SANTOSH K. KIRO=On the Qutub Minar complex in Delhi stands a short, seven-metre iron pillar from the Gupta age that towers over modern skyscrapers for one sensational quality. The iron doesn’t rust.
Craftsmen hired by Gupta king Chandragupta’s officials are lost in the mists of history, but when Pune-based realtors Orange County wanted a prototype of that fabled pillar, it sought out Jharkhand’s Birajia tribesmen from Gumla district, Bishunpur block.
The Pune-based realtors have asked the Birajias to produce 100kg of rust-resistant iron using traditional smelting methods. Vikas Bharti Bishunpur, an NGO, is overseeing the project.
Birajias are one of the eight primitive tribe groups in Jharkhand. Metallurgists will perhaps be stunned to know that members of this tribe — an offshoot of the Asur clan — can produce iron with very low percentage of carbon.

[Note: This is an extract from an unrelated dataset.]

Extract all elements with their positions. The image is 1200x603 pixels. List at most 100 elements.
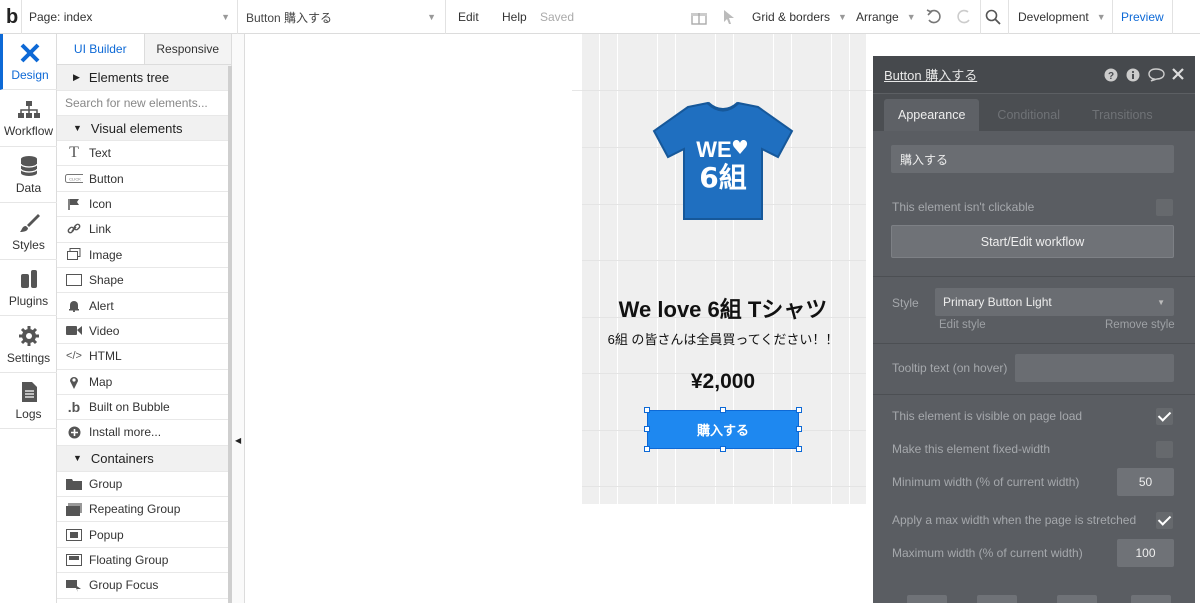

Many anthropology books, including that of well-known ethnographer S.C. Roy, talk of the Asurs’ pioneering iron smelting methods.
“A few months ago, we had a meeting Orange County executives who asked us to produce iron using traditional tribal smelting methods for their Delhi iron pillar prototype that they want to install in one of their buildings in Pune. We have started the job,” said Pankaj Singh, an NGO functionary who also happens to be a metallurgical engineer.
Six Birajia men from Harup village near Netarhat are smelting the iron. They are the only ones who picked up the skill from a village elder, now dead.
Singh recalled an interesting anecdote. “Nagu Birajia, who excelled in smelting iron in a way that significantly reduced carbon content, single-handedly kept this traditional skill alive in his village. Luckily for us, these six men, Sudhram, Dasrath, Ramdhan, Bifeya, Rambrit and Sohrai, who are his descendants, chose to learn the skill from him before he died in 2008 at the ripe old age of 103,” Singh said.
The prototype of the Delhi iron pillar will be one-tenth the size of the original. But even this will require about 100kg of iron.
The tribesmen can distinguish between the three varieties of iron ore found in Gumla region.
“The tribals call them pola, bichi and gota, what we know as magnetite, haematite and laterite,” said Nitish Priyadarshi, a city-based geologist, who has worked with tribals closely.
Metallurgist Singh of the NGO said the Birajia ironsmiths had chosen haematite ore for the Pune project. “They know their job well,” he said.